The titles perpetuate the Western myth that Chinese, even common people, only speak in flowery complex sentences. For example, at one point the intertitles relate the passage of time, in English, as:

“Seven times the pear tree has come into blossom”

The actual Chinese intertitle: “Seven years later”

What remains of the film is a 45 minute fragment, missing at least one reel, with the bastardized American ending. But it’s one of the few surviving films from director Fei Mu, serving here as co-director. It’s about one man’s struggle to live up to his dead father’s value system (care for children and old people) while his son revels in the glossy temptations of modern life. He moves the family (wife, son, daughter, daughter-in-law (pernicious, naturally), and grandson) back to the country, where they hope to reconnect with traditional Confucian virtues. The man does, but the younger generation is unsalvageable and eventually returns to the city. What happens next depends on the extant version, of which three are known to exist (the article above explains them all).

This is strictly fairy tale parable stuff, but Fei and Luo Mingyou complicate it in ways you can barely see through the American nonsense. Most especially in the story of the daughter, who falls in love with a man who doesn’t respect tradition. Her parents catch her in the act of eloping, a latticework screen separating her from the camera, literally imprisoning her as she slowly retreats back into her room. Obvious as it is, the film would be unbearably didactic were it not for such expressionist touches.

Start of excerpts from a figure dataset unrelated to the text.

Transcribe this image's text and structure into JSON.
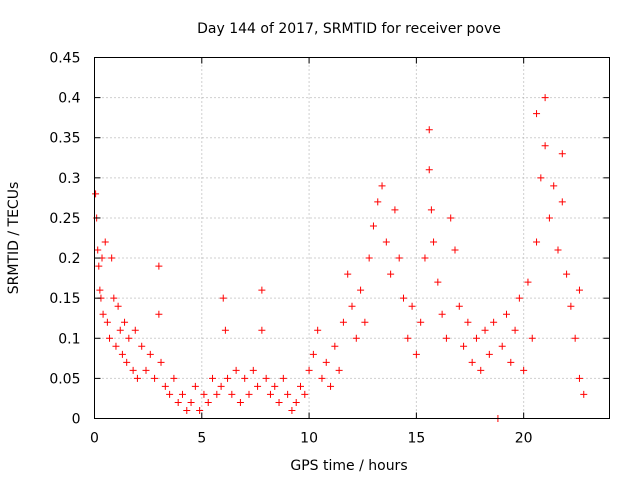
{
  "chart_data": {
    "type": "scatter",
    "title": "Day 144 of 2017, SRMTID for receiver pove",
    "xlabel": "GPS time / hours",
    "ylabel": "SRMTID / TECUs",
    "xlim": [
      0,
      24
    ],
    "ylim": [
      0,
      0.45
    ],
    "grid": true,
    "xticks": [
      0,
      5,
      10,
      15,
      20
    ],
    "xtick_labels": [
      "0",
      "5",
      "10",
      "15",
      "20"
    ],
    "yticks": [
      0,
      0.05,
      0.1,
      0.15,
      0.2,
      0.25,
      0.3,
      0.35,
      0.4,
      0.45
    ],
    "ytick_labels": [
      "0",
      "0.05",
      "0.1",
      "0.15",
      "0.2",
      "0.25",
      "0.3",
      "0.35",
      "0.4",
      "0.45"
    ],
    "marker": "plus",
    "color": "#ff0000",
    "series": [
      {
        "name": "SRMTID",
        "points": [
          [
            0.05,
            0.28
          ],
          [
            0.1,
            0.25
          ],
          [
            0.15,
            0.21
          ],
          [
            0.2,
            0.19
          ],
          [
            0.25,
            0.16
          ],
          [
            0.3,
            0.15
          ],
          [
            0.35,
            0.2
          ],
          [
            0.4,
            0.13
          ],
          [
            0.5,
            0.22
          ],
          [
            0.6,
            0.12
          ],
          [
            0.7,
            0.1
          ],
          [
            0.8,
            0.2
          ],
          [
            0.9,
            0.15
          ],
          [
            1.0,
            0.09
          ],
          [
            1.1,
            0.14
          ],
          [
            1.2,
            0.11
          ],
          [
            1.3,
            0.08
          ],
          [
            1.4,
            0.12
          ],
          [
            1.5,
            0.07
          ],
          [
            1.6,
            0.1
          ],
          [
            1.8,
            0.06
          ],
          [
            1.9,
            0.11
          ],
          [
            2.0,
            0.05
          ],
          [
            2.2,
            0.09
          ],
          [
            2.4,
            0.06
          ],
          [
            2.6,
            0.08
          ],
          [
            2.8,
            0.05
          ],
          [
            3.0,
            0.19
          ],
          [
            3.0,
            0.13
          ],
          [
            3.1,
            0.07
          ],
          [
            3.3,
            0.04
          ],
          [
            3.5,
            0.03
          ],
          [
            3.7,
            0.05
          ],
          [
            3.9,
            0.02
          ],
          [
            4.1,
            0.03
          ],
          [
            4.3,
            0.01
          ],
          [
            4.5,
            0.02
          ],
          [
            4.7,
            0.04
          ],
          [
            4.9,
            0.01
          ],
          [
            5.1,
            0.03
          ],
          [
            5.3,
            0.02
          ],
          [
            5.5,
            0.05
          ],
          [
            5.7,
            0.03
          ],
          [
            5.9,
            0.04
          ],
          [
            6.0,
            0.15
          ],
          [
            6.1,
            0.11
          ],
          [
            6.2,
            0.05
          ],
          [
            6.4,
            0.03
          ],
          [
            6.6,
            0.06
          ],
          [
            6.8,
            0.02
          ],
          [
            7.0,
            0.05
          ],
          [
            7.2,
            0.03
          ],
          [
            7.4,
            0.06
          ],
          [
            7.6,
            0.04
          ],
          [
            7.8,
            0.16
          ],
          [
            7.8,
            0.11
          ],
          [
            8.0,
            0.05
          ],
          [
            8.2,
            0.03
          ],
          [
            8.4,
            0.04
          ],
          [
            8.6,
            0.02
          ],
          [
            8.8,
            0.05
          ],
          [
            9.0,
            0.03
          ],
          [
            9.2,
            0.01
          ],
          [
            9.4,
            0.02
          ],
          [
            9.6,
            0.04
          ],
          [
            9.8,
            0.03
          ],
          [
            10.0,
            0.06
          ],
          [
            10.2,
            0.08
          ],
          [
            10.4,
            0.11
          ],
          [
            10.6,
            0.05
          ],
          [
            10.8,
            0.07
          ],
          [
            11.0,
            0.04
          ],
          [
            11.2,
            0.09
          ],
          [
            11.4,
            0.06
          ],
          [
            11.6,
            0.12
          ],
          [
            11.8,
            0.18
          ],
          [
            12.0,
            0.14
          ],
          [
            12.2,
            0.1
          ],
          [
            12.4,
            0.16
          ],
          [
            12.6,
            0.12
          ],
          [
            12.8,
            0.2
          ],
          [
            13.0,
            0.24
          ],
          [
            13.2,
            0.27
          ],
          [
            13.4,
            0.29
          ],
          [
            13.6,
            0.22
          ],
          [
            13.8,
            0.18
          ],
          [
            14.0,
            0.26
          ],
          [
            14.2,
            0.2
          ],
          [
            14.4,
            0.15
          ],
          [
            14.6,
            0.1
          ],
          [
            14.8,
            0.14
          ],
          [
            15.0,
            0.08
          ],
          [
            15.2,
            0.12
          ],
          [
            15.4,
            0.2
          ],
          [
            15.6,
            0.36
          ],
          [
            15.6,
            0.31
          ],
          [
            15.7,
            0.26
          ],
          [
            15.8,
            0.22
          ],
          [
            16.0,
            0.17
          ],
          [
            16.2,
            0.13
          ],
          [
            16.4,
            0.1
          ],
          [
            16.6,
            0.25
          ],
          [
            16.8,
            0.21
          ],
          [
            17.0,
            0.14
          ],
          [
            17.2,
            0.09
          ],
          [
            17.4,
            0.12
          ],
          [
            17.6,
            0.07
          ],
          [
            17.8,
            0.1
          ],
          [
            18.0,
            0.06
          ],
          [
            18.2,
            0.11
          ],
          [
            18.4,
            0.08
          ],
          [
            18.6,
            0.12
          ],
          [
            18.8,
            0.0
          ],
          [
            19.0,
            0.09
          ],
          [
            19.2,
            0.13
          ],
          [
            19.4,
            0.07
          ],
          [
            19.6,
            0.11
          ],
          [
            19.8,
            0.15
          ],
          [
            20.0,
            0.06
          ],
          [
            20.2,
            0.17
          ],
          [
            20.4,
            0.1
          ],
          [
            20.6,
            0.38
          ],
          [
            20.6,
            0.22
          ],
          [
            20.8,
            0.3
          ],
          [
            21.0,
            0.4
          ],
          [
            21.0,
            0.34
          ],
          [
            21.2,
            0.25
          ],
          [
            21.4,
            0.29
          ],
          [
            21.6,
            0.21
          ],
          [
            21.8,
            0.33
          ],
          [
            21.8,
            0.27
          ],
          [
            22.0,
            0.18
          ],
          [
            22.2,
            0.14
          ],
          [
            22.4,
            0.1
          ],
          [
            22.6,
            0.05
          ],
          [
            22.6,
            0.16
          ],
          [
            22.8,
            0.03
          ]
        ]
      }
    ]
  }
}
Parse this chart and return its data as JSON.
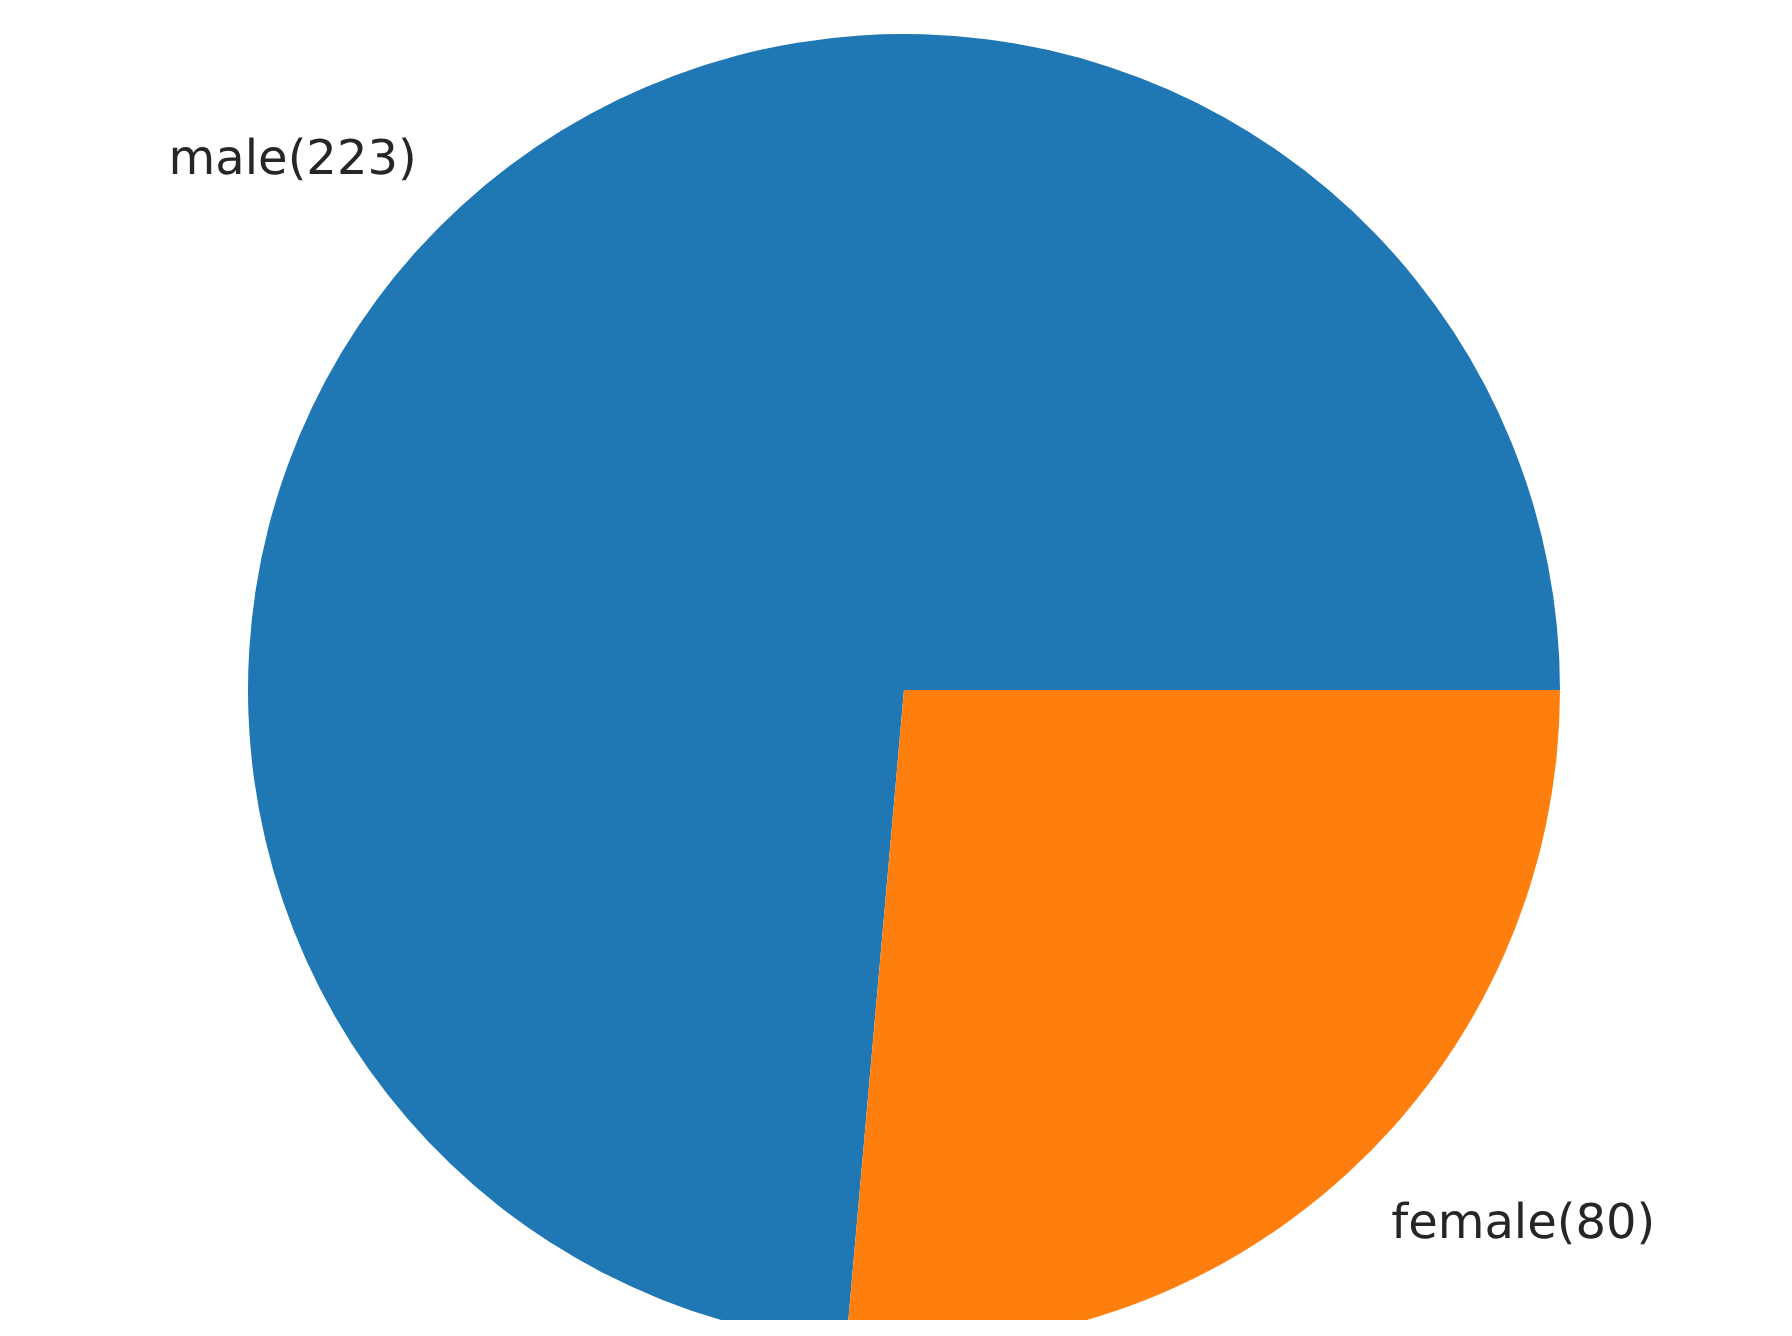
{
  "chart_data": {
    "type": "pie",
    "categories": [
      "male(223)",
      "female(80)"
    ],
    "values": [
      223,
      80
    ],
    "colors": [
      "#1f77b4",
      "#ff7f0e"
    ],
    "legend": false
  }
}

Adding to the unease is this idea of dragging one’s family out to the country to reconnect with “real values” outside of corrupt modernity. It’s really not so different from the forced relocations of Mao’s various schemes to break the bourgeoisie and (increasingly, as time passed) his political opponents, up to and including the Cultural Revolution. The conflation of tradition and morality, and its corollary glorification of the rural over the urban, is particularly pernicious, and it remains a driving force behind contemporary politics around the globe.

Spring in a Small Town (1948) — January 17, 2019

A mood. The impossibility of putting life back together after everything has fallen apart.